Cette présence désormais assumée des moins de 13 ans sur les médias sociaux (même si paradoxalement, il n’existe que peu de données et d’études sur cette communauté digitale) n’est pas sans poser des questions corollaires. La première concerne évidemment les risques de cyber-harcèlement et de pédophilie dont les médias font régulièrement l’écho. S’il ne convient pas de les minorer, les pré-ados n’offrent pas pour autant une posture primesautière. En juin 2017, l’association Génération Numérique et la CNIL ont effectué une vaste enquête auprès de 6417 jeunes de 11 à 18 ans pour mieux cerner la façon dont ils appréhendent la protection de leurs données personnelles. Les résultats obtenus soulignent que les plus jeunes sont loin d’être naïfs ou ignorants en la matière. Filles et garçons de 11 à 14 ans savent majoritairement naviguer sur le Web en mode privé et s’attachent à effacer leurs historiques de navigation. De même pour leurs mots de passe, ils sont une forte proportion à choisir des codes compliqués pour éviter les intrusions indélicates. Au bout du compte, il ressort qu’ils ont un bon niveau de maturité en matière de gestion des données personnelles.

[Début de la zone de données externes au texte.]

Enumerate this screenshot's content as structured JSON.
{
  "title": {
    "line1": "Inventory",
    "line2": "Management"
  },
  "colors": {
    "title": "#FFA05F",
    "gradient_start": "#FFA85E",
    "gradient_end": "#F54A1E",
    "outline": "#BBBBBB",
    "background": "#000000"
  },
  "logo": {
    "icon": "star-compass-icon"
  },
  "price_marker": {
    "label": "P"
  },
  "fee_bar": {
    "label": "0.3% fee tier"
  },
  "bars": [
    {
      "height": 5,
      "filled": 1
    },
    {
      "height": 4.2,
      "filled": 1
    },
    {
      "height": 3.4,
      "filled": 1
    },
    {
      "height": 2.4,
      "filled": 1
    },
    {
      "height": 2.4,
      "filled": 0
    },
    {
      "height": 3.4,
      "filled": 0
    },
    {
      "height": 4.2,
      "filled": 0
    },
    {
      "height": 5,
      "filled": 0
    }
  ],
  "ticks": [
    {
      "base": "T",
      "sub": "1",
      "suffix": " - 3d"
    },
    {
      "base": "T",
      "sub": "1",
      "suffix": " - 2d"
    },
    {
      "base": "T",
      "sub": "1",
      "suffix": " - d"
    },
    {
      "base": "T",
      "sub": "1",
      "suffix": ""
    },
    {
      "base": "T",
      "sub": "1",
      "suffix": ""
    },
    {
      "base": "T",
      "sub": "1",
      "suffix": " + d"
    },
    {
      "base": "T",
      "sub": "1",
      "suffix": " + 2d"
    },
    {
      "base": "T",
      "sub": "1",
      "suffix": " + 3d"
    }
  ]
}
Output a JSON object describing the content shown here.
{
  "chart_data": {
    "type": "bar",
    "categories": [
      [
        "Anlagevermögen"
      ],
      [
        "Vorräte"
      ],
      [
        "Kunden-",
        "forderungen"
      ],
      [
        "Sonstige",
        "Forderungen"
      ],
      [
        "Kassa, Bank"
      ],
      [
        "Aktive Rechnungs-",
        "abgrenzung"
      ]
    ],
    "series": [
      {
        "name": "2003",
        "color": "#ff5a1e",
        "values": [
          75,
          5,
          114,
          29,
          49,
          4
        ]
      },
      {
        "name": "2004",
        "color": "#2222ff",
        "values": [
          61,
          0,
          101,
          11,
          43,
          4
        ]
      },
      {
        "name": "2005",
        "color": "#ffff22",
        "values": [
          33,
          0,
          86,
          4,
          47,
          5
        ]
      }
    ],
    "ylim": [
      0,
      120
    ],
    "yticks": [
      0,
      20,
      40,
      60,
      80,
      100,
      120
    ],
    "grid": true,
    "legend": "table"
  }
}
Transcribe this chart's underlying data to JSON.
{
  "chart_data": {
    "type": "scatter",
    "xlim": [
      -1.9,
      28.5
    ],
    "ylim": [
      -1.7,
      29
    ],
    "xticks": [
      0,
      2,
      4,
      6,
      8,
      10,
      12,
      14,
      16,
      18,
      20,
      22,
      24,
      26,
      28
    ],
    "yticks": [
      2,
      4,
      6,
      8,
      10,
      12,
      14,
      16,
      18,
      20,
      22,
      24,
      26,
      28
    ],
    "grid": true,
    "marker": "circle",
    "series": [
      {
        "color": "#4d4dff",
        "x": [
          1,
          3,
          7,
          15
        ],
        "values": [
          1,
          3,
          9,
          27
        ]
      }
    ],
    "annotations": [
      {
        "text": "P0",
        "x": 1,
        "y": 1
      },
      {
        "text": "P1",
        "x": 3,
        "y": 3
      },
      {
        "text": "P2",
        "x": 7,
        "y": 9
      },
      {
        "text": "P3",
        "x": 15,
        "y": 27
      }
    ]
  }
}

En revanche, lorsqu’il s’agit de s’informer, la problématique s’avère plus désespérante. Les moins de 13 ans ne sont que très peu à consulter des sites d’information au-delà des notifications qu’ils peuvent éventuellement recevoir. Très tournée sur elle-même et ses centres d’intérêt, l’information est véritablement le parent pauvre de cette tranche d’âge. Et s’il s’agit de s’informer, plus qu’ailleurs encore, le poids de la recommandation des amis est prépondérant. Ce qui n’est pas sans poser de problème. En novembre 2016, l’université de Stanford en Californie a publié une étude sur le niveau de vigilance des jeunes envers l’information en ligne. Le constat est brutal. Ils sont généralement incapables de distinguer le vrai du faux comme s’en plaint le résumé de l’étude (5) : « La capacité de raisonnement des jeunes sur l’information en ligne peut être résumée en un seul mot : désolante. Nos “digital natives” sont peut-être capables de passer de Facebook à Twitter tout en publiant un selfie sur Instagram et en envoyant un texto à un ami, mais quand il s’agit d’évaluer l’information qui transite par les réseaux sociaux ils sont facilement dupés. »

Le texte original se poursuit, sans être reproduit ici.